Retinal disorders, such as age-related macular degeneration (AMD) and retinal dystrophies (RD), have a significant genetic component (Inglehearn, 1998; Seddon et al., 2005). Several genes implicated in retinal disease demonstrate pleiotropy with extra-ocular disorders: for example, recessive homozygosity in excision repair cross-complementing group 6 (ERCC6) results in RD and the multi-system Cockayne Syndrome B (CSB) (Licht et al., 2003). Yet clinical studies of rare variants implicated in retinal disease are scarce and with limited phenotypes (Corton et al., 2013; Sardell et al., 2016). Thus, we sought to uncover the genetic pleiotropy of rare variants in ERCC6 among ancestrally diverse individuals in the BioMe Biobank (BioMe) and UK Biobank (UKB). We selected a targeted set of retinal, cardiac, and immune traits to test a priori based on phenotypic overlap with CSB anomalies (Bailey et al., 2012; Muzaffar & Hussain, 2003; Nance & Berry, 1992).
METHODS
All individuals recruited to BioMe were patients from clinical practice sites in the Mount Sinai Health System. Informed consent was obtained from all participants for the storage of biological specimens, genetic sequencing, and access to EHR data. The study was approved by the Institutional Review Board of the Icahn School of Medicine at Mount Sinai and adhered to the tenets of the Declaration of Helsinki. Data from UKB, which is governed by its own ethics review process (https://www.ukbiobank.ac.uk/learn-more-about-uk-biobank/about-us/ethics), was used under Application Number 16218.

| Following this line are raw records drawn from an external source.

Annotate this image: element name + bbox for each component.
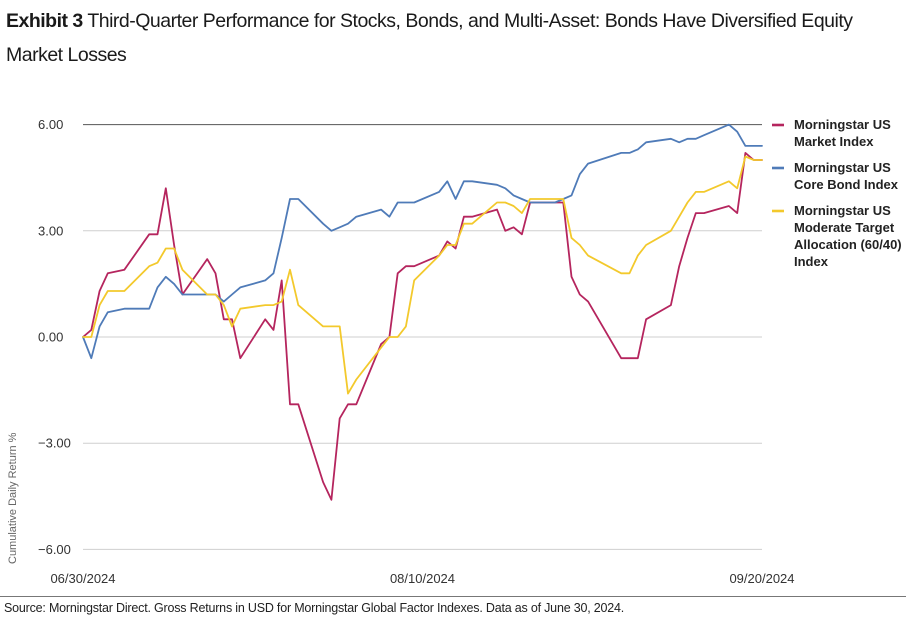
legend-label-3: Index: [794, 254, 829, 269]
legend-label-3: Allocation (60/40): [794, 237, 902, 252]
legend-label-2: Morningstar US: [794, 160, 891, 175]
legend-label-3: Moderate Target: [794, 220, 895, 235]
exhibit-title: Third-Quarter Performance for Stocks, Bo…: [6, 10, 853, 66]
y-tick-label: 0.00: [38, 330, 63, 345]
exhibit-label: Exhibit 3: [6, 10, 83, 32]
y-axis-label: Cumulative Daily Return %: [7, 432, 19, 564]
x-tick-label: 09/20/2024: [729, 571, 794, 586]
series-line-2: [82, 123, 763, 360]
x-tick-label: 06/30/2024: [50, 571, 115, 586]
series-line-1: [82, 151, 763, 501]
y-tick-label: −6.00: [38, 542, 71, 557]
y-tick-label: 6.00: [38, 117, 63, 132]
chart-title: Exhibit 3 Third-Quarter Performance for …: [6, 4, 902, 72]
source-note: Source: Morningstar Direct. Gross Return…: [4, 601, 625, 615]
y-tick-label: −3.00: [38, 436, 71, 451]
y-tick-label: 3.00: [38, 223, 63, 238]
legend-label-3: Morningstar US: [794, 203, 891, 218]
legend-label-2: Core Bond Index: [794, 177, 899, 192]
legend-label-1: Market Index: [794, 134, 874, 149]
x-tick-label: 08/10/2024: [390, 571, 455, 586]
legend-label-1: Morningstar US: [794, 117, 891, 132]
series-line-3: [82, 155, 763, 395]
source-divider: [0, 596, 906, 597]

Identification of cases of retinal, cardiac, and immune diseases
Our study implemented a targeted approach to examine carriers of rare variants in ERCC6 for a set of clinical traits that phenotypically overlap with Mendelian disease. We selected a set of eight retinal, cardiac, and immune disorders to test a priori based on their phenotypic intersection with inherited retinal disease and CSB (Bailey et al., 2012; Muzaffar & Hussain, 2003; Nance & Berry, 1992). These included two retinal disorders (AMD and RD), three cardiac phenotypes (arrhythmia, atypical atrial flutter, and QRS duration), and three immune phenotypes (lymphocyte immunodeficiency, IgM, and IgG levels). In BioMe, participants were identified as cases if they had a corresponding International Classification of Diseases-Clinical Modification 10 (ICD-10) diagnosis code in the EHR. In UKB, participants were identified as cases if they had a corresponding ICD-10 diagnosis code and self-report where available. A summary of cases and ICD-10 diagnosis codes for the BioMe and UKB cohorts is provided (Supp. Table S1). For quantitative traits, immunoglobulin levels were obtained for IgM (n=2,501) and IgG (n=2,489) in BioMe, while electrocardiogram (ECG) measurements of the QRS duration were ascertained in both BioMe (n=15,384) and UKB (n=20,977).
Exome sequencing
The BioMe dataset comprised 28,877 individuals who underwent exome sequencing and passed quality control (QC) parameters at the sample and variant levels. On the variant level, variant call files (VCFs) produced by Illumina v4 HiSeq 2500 contained 9,202,884 variants called in 31,250 individuals. The Goldilocks Filter (GF) was applied to the VCFs (Van Hout et al., 2020). For single nucleotide polymorphisms (SNPs), cells with depth-normalized quality scores <3 or depth of coverage <7 were set to missing. For insertions and deletions (indels), cells with depth-normalized quality scores <5 or depth of coverage <10 were set to missing. Variant sites were then filtered, whereby sites of heterozygous variation failed the Allele Balance (AB) cutoff and were removed. SNP sites required ≥1 sample to carry an alternate AB ≥15% and indel sites required ≥1 sample to carry an alternate AB ≥20%. Together, these site filters removed 441,406 sites, leaving 8,761,478 variants after GF was applied. Next, sites with missing genotypes for >2% of individuals in the dataset (267,955 sites) were removed. AB was calculated for biallelic SNPs and 320,877 sites with AB <0.3 or >0.8 were removed, leaving 8,172,646 sites. Lastly, the dataset was filtered to regions within the target regions of the exome capture platform (4,256,827 sites) and separated into 2 file sets for biallelic and multiallelic sites (3,948,623 and 308,204, respectively) due to differences in QC procedures. On the sample level, 2,102 samples with discordance between genetic sex and sex listed in the manifest, relatedness to another sample up to the third degree, low coverage, contamination, low call rate, or duplications were removed, leaving 29,148 individuals. The remaining individuals who had complete demographic and clinical phenotype information (n=28,877) were included for downstream analysis.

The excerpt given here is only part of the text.